I don’t usually post successes
e.g. I can make these cookies repeatedly well:
But this was something different and it’s been on my To Do list for a year. Unlike the “Thin mints” , this much-delayed project turned out well.
I meant to follow this recipe, but I hate using shortening and instead of simply substituting butter, I found another recipe… It was pretty similar, but it was weird for a pastry recipe because it wanted room temperature butter, and the suggested alternative to a pastry cutter was using your fingers.
1) She did mention that the room temperature butter was intentional, to make the pastry more dense like the store-bought poptarts. I don’t think I’d want poptarts that were just made with puff pastry (which is an easy alternative to making your own dough), but I didn’t soften the butter too much, and I put the poptarts in the fridge for a bit before putting them in the oven. I don’t think it really made a difference at that point, but the dough gets pretty … moist … as you work it with your hands because you’re melting the butter.
2) Generally the alternative if you don’t have a pastry cutter is to use two knives to cut the butter into the flour. Recipes usually mention that you want the butter to be pea-sized before you add the water to bind it into a dough, and so even if it wasn’t necessary for this recipe, that’s still what I did. I made pie crust dough for tourtiere in a food processor and that was the easiest method, but this dough was pretty easy.

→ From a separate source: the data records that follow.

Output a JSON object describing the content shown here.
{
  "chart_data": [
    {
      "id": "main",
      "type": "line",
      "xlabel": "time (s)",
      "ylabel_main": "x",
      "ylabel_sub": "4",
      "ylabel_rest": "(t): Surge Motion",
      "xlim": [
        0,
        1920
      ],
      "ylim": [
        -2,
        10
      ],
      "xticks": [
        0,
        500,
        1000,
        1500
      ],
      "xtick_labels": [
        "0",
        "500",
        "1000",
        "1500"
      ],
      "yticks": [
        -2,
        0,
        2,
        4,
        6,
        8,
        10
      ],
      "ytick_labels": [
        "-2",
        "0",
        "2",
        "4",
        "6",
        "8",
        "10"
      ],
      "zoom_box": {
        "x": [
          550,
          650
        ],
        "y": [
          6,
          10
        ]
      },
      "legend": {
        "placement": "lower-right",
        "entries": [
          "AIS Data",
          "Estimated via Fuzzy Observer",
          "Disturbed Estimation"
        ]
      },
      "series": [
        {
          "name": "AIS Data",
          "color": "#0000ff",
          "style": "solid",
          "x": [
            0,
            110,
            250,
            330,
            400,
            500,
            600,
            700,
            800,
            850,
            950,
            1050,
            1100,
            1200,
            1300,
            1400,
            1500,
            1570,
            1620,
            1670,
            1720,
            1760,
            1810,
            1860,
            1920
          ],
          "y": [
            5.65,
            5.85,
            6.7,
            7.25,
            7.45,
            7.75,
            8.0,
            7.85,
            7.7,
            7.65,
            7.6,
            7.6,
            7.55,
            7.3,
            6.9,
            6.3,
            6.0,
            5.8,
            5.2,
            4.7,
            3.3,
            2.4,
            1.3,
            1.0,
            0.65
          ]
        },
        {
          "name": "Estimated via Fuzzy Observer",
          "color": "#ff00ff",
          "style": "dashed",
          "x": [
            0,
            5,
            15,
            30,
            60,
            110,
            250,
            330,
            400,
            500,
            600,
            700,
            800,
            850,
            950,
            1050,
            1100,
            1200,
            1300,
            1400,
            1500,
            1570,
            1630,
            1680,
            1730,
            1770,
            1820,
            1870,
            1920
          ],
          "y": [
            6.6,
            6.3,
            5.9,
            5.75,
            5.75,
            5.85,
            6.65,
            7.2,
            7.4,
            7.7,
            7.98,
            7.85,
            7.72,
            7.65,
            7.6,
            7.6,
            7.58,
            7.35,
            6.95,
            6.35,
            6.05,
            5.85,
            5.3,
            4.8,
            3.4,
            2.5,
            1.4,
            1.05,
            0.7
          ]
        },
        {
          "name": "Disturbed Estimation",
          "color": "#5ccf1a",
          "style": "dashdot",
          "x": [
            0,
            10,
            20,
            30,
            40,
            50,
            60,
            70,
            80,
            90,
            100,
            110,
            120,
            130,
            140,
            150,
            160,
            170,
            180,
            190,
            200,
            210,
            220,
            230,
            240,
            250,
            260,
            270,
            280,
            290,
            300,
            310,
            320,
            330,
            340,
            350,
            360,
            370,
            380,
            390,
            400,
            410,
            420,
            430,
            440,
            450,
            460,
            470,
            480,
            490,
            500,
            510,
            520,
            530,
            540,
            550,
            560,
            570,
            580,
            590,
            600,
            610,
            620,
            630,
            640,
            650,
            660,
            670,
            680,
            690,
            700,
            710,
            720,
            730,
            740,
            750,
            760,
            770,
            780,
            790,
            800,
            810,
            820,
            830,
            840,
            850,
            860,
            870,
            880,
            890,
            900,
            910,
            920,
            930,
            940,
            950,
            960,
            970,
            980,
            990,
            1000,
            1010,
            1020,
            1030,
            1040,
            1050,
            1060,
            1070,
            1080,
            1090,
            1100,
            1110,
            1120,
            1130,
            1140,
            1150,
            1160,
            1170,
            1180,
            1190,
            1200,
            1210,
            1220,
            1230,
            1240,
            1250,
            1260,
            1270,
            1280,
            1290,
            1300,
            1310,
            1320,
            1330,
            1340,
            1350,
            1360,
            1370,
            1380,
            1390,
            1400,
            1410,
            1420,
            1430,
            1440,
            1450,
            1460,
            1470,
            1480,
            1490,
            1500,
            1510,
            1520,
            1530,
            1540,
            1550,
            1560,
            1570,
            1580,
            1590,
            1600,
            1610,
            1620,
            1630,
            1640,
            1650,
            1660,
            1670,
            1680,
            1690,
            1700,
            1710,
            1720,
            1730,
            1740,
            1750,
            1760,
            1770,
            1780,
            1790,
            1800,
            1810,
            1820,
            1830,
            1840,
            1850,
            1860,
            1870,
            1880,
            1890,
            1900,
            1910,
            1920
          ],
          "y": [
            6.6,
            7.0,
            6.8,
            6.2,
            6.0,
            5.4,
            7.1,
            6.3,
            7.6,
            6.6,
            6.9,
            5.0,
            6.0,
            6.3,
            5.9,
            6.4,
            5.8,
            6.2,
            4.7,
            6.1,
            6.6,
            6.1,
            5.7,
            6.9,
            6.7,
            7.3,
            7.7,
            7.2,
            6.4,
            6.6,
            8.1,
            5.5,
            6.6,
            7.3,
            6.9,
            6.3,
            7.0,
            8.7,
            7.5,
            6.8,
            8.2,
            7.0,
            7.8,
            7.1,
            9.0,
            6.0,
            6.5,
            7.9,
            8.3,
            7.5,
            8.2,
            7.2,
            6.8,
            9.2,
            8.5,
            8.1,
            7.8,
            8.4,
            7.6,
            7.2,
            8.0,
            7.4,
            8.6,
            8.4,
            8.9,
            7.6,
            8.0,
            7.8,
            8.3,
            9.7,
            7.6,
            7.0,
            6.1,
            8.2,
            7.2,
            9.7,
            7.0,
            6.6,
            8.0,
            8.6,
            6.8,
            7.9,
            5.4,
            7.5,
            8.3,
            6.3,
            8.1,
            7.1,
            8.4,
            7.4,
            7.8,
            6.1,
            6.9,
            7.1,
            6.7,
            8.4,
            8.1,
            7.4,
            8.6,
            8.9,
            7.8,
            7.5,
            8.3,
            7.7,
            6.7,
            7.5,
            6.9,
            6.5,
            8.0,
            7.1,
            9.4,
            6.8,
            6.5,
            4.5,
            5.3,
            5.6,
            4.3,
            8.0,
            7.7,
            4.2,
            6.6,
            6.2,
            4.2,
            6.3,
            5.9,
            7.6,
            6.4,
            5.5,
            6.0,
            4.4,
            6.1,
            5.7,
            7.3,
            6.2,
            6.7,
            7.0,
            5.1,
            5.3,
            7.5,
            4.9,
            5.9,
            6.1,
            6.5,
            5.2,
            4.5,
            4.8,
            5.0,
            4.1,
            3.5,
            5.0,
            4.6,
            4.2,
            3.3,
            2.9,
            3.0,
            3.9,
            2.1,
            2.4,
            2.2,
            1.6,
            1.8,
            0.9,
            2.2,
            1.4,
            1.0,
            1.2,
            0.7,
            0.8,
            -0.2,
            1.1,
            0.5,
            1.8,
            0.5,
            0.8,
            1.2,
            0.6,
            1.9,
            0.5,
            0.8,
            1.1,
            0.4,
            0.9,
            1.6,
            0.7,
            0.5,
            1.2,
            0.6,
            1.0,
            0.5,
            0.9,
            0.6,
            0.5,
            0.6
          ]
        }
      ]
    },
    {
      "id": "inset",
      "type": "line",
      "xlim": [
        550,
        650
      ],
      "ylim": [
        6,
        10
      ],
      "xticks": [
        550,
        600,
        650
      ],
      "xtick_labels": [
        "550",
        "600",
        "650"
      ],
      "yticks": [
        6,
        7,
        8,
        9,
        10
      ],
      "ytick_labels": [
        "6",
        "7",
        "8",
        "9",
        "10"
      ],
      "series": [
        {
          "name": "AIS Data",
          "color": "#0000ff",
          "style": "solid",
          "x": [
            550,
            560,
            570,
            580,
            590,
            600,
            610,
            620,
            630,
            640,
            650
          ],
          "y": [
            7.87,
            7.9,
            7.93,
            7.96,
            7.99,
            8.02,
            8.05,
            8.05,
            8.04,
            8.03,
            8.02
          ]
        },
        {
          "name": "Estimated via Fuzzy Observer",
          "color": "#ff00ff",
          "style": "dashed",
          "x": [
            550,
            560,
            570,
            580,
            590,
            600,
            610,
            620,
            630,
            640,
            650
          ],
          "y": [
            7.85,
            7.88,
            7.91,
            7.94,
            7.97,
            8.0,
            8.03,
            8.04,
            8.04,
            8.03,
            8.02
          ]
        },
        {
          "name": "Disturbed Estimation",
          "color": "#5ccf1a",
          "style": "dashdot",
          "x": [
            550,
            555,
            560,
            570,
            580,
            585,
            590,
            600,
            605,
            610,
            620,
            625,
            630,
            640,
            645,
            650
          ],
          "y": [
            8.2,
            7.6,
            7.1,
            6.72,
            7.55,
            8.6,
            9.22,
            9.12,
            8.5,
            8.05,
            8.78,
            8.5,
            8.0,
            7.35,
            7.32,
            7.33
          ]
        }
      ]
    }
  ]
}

Other than my poptarts initially being a bit too small and my “heaping tablespoon of filling” being a bit too generous, there really weren’t screw ups. Thankfully, any filling that seeped out was inconsequential, so SUCCESS. If I make this again in the future, I think I might add an eggwash on top; I never do that because I’m really lazy, but I like the browning on top, which didn’t happen with these. I was using nutella as filling, so I didn’t want additional frosting on top, but I think that helped as a distraction (on the blog I got the recipe from).
She doesn’t mention a size for your poptarts, and it doesn’t matter. As long as the top and bottom sort of match in size (mine didn’t always…) and the dough is the same thickness, it’s alright. Even then, slightly varying thicknesses aren’t crucial because the dough is good on it’s own because butter.